Multiple experiments run this year by Andrew Duguid reveal that cements commonly used for sealing oil and gas wells react quickly with CO2-rich fluids. In one experiment, rods of H-class cement were exposed to carbonated brines in a flow-through system at temperatures representing surface and sequestration conditions. The samples showed complete loss of calcium hydroxide on a timescale of days, and outer layers were converted to a highly porous hydrous silica gel. In a second experiment, cement samples enclosed within porous limestone and sandstone and exposed to brines in batch reactors were not as quickly degraded, but permeability in reaction rings formed at the cement/stone interface increased by an order of magnitude in one month before leveling off. The fast reaction times observed in the laboratory will pose a serious problem for carbon storage if cements are exposed to large volumes of fresh CO2-rich fluid in the subsurface, an issue to be addressed by computer simulations of CO2 injection (see discussion below under “Numerical simulations of CO2 injection”).
Analysis of Field Samples
The impact of CO2 injection on well integrity also depends on whether cements in existing wells are more or less susceptible to attack than those used in the lab. This question is beginning to be answered by cements obtained from a 19 year-old well at the Rocky Mountain Oil Testing Center in Wyoming this September. George Scherer of the Storage group worked with Schlumberger and RMOTC staff to design and execute an innovative drilling project that retrieved one intact sidecore (composed of cement, casing, and formation rock) and several fragmented cement samples from depths of 3000-5000 feet.
Initial analysis of the samples by Mileva Radonjic has revealed a surprisingly complex microstructure that differs greatly from cements made in the lab.

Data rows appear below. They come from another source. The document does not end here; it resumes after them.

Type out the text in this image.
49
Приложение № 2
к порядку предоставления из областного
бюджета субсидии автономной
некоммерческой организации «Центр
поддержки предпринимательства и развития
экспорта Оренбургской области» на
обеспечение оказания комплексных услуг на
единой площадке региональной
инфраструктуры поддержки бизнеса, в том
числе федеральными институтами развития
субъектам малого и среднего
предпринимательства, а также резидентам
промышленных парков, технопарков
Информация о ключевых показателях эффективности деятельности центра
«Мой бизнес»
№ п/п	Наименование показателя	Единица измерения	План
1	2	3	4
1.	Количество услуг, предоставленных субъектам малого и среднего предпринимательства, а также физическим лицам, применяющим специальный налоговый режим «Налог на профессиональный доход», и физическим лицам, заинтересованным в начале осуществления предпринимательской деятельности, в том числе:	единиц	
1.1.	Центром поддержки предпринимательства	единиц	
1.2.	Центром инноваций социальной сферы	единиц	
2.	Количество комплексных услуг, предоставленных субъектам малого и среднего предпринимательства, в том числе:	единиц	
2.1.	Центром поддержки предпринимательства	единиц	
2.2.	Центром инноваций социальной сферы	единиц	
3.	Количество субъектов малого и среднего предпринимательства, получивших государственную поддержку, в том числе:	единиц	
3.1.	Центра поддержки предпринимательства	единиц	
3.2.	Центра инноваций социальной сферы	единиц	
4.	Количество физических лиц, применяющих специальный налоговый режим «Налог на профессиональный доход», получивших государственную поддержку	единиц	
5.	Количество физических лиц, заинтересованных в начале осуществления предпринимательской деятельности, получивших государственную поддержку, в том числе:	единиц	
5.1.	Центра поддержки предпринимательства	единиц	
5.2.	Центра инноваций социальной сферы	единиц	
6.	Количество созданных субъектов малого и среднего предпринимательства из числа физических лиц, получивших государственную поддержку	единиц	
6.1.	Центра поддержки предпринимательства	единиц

Further chemical analysis and strength testing will be carried out this winter, and a sample of the material will be exposed to the same carbonated brines used in previous experiments to test its durability.
Role of Microstructure in Cement Durability
One key difference that might account for the microstructural differences in lab and field cements is that the Wyoming cements were mixed with formation water containing sulfates. The team’s next step is to evaluate the importance of this difference by creating new samples for durability testing that mimic the original composition of recovered cements. These samples will be sent to a National Energy Technology Laboratory (NETL) laboratory in Pittsburgh for high-pressure curing to see if the unique microstructures of the Wyoming samples developed early in the cements’ history, or if they are the result of a longer-term process.
If the complex texture of the well cements can be reproduced, new durability studies will be carried out to see how the cements hold up to exposure to acidified brines. The work should provide insight into both the degradation potential of old well cements, and how to make new cements more resistant to attack.